Vatikanjournalist Englisch: Bei Familiensynode droht die Zerreißprobe

Englisch bei einem Treffen mit Papst Franziskus
Vom Hauen und Stechen im Vatikan
Bei Familiensynode droht die Zerreißprobe, sagt Andreas Englisch. Wackelt Kardinal Müllers Posten nur wegen Benedikt nicht?

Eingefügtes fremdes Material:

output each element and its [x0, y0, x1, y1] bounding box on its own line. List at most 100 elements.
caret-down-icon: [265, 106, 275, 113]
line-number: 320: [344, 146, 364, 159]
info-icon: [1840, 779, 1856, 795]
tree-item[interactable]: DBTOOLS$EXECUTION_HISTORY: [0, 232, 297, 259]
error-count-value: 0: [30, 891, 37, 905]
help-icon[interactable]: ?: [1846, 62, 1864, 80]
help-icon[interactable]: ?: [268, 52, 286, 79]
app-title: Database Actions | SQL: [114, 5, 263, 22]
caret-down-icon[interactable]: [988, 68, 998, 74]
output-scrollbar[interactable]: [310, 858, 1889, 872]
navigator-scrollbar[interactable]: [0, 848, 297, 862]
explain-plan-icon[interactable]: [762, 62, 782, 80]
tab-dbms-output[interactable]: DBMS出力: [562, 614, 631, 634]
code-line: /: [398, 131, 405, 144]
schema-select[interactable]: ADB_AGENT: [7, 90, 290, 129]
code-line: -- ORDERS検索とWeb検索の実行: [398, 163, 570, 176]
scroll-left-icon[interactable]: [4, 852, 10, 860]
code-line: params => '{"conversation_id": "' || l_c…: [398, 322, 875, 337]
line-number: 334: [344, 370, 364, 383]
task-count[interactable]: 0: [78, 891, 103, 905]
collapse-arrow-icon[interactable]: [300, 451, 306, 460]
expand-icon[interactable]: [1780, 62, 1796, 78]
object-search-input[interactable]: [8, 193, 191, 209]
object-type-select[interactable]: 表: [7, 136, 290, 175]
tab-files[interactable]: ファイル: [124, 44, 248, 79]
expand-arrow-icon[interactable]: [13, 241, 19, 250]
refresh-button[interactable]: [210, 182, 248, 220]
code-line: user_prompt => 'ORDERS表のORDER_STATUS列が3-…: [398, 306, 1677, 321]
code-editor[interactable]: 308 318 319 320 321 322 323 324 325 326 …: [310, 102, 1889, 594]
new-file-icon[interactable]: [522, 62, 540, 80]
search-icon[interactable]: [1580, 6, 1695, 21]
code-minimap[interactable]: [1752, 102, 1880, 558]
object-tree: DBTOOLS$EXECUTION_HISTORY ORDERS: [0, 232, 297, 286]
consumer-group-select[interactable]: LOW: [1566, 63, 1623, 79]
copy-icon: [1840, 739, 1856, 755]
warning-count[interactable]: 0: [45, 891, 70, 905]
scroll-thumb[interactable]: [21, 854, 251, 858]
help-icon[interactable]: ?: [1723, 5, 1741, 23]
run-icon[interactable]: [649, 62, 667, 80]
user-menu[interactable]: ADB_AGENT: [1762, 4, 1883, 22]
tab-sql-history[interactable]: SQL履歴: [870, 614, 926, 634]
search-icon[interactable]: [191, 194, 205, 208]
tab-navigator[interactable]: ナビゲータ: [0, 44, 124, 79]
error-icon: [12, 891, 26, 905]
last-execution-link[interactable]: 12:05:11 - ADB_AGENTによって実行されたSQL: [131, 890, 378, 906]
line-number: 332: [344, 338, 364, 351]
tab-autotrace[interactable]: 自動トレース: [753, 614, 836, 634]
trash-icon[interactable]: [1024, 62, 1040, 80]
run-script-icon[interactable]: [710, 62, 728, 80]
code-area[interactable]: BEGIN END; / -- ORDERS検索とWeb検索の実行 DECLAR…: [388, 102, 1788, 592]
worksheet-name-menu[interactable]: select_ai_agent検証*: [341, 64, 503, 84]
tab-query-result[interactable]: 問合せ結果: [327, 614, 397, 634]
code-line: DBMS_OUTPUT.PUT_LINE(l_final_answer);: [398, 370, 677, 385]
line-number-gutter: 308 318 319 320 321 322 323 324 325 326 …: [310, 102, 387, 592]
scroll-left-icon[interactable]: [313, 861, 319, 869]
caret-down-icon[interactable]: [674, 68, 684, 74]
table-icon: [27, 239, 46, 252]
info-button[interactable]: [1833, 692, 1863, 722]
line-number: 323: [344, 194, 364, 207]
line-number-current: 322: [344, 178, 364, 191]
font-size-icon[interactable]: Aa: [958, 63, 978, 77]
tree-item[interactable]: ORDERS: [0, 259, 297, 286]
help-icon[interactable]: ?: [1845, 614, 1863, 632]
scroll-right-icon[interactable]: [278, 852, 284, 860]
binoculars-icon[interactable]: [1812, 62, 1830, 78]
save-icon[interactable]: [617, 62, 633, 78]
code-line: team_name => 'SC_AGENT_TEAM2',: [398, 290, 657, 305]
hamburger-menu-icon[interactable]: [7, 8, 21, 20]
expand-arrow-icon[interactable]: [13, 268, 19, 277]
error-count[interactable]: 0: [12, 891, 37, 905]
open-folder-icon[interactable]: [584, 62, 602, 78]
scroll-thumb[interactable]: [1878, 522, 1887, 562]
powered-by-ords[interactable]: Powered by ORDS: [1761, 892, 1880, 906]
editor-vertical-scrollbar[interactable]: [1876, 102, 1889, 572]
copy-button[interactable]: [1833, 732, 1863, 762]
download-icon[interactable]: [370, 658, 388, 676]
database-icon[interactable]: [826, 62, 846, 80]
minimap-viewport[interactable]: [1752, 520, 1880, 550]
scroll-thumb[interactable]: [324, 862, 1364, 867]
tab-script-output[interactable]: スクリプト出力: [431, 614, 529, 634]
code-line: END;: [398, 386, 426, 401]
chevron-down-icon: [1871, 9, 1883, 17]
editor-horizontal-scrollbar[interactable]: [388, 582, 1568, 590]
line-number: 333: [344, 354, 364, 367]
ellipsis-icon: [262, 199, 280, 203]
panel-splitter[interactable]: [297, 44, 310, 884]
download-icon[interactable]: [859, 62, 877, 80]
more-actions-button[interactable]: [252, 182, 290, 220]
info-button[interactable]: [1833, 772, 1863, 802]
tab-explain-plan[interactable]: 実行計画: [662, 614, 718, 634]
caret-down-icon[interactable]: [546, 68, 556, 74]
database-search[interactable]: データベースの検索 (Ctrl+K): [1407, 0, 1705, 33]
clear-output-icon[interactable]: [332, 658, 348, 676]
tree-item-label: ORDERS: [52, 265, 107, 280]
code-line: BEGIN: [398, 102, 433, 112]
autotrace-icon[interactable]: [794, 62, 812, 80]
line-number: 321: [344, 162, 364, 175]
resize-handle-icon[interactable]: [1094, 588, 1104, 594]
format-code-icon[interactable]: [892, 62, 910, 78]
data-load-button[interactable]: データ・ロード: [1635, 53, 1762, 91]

Regensburg.Vatikanjournalist und Bestseller-Autor Andreas Englisch ist eine verbale Schnellfeuerwaffe. In seiner Leidenschaft für den Katholizismus scheint sich seine Zunge bisweilen im reißenden Strom der Worte zu verheddern. Zwischen den Sätzen scheint kaum Luft zum Atmen. „Ich werde versuchen, das zu tun, was ich am schlechtesten kann: langsam sprechen“, kündigt er Mittwochabend an der Regensburger Uni an – und wird dann doch unaufhörlich schneller. Eineinhalb Stunden reiht er bei der Veranstaltung des Katholischen Erwachsenenbildung Regensburg nonstop Anekdoten aus bald 30 Jahren als Korrespondent im Kirchenstaat aneinander. Drei Päpste hat er in dieser Zeit erlebt. Doch es ist das jetzige Kirchenoberhaupt Franziskus, das ihn wie nie zuvor zum Staunen bringt. „Das kann doch nicht wahr sein“, ist ein Satz, der Englisch bei den Erzählungen über den höchst unkonventionellen Argentinier mehr als einmal entfährt. Franziskus sei ein Papst, wie ihn sich die Gläubigen lange ersehnt hätten. Von Widersachern in der Kurie aber werde er geschmäht. „Hardliner nennen ihn den Barmherzigkeits-Junkie.“ Daran schwinge der Ärger über einen Papst mit, der die alte Machtarchitektur im Vatikan zertrümmert hat.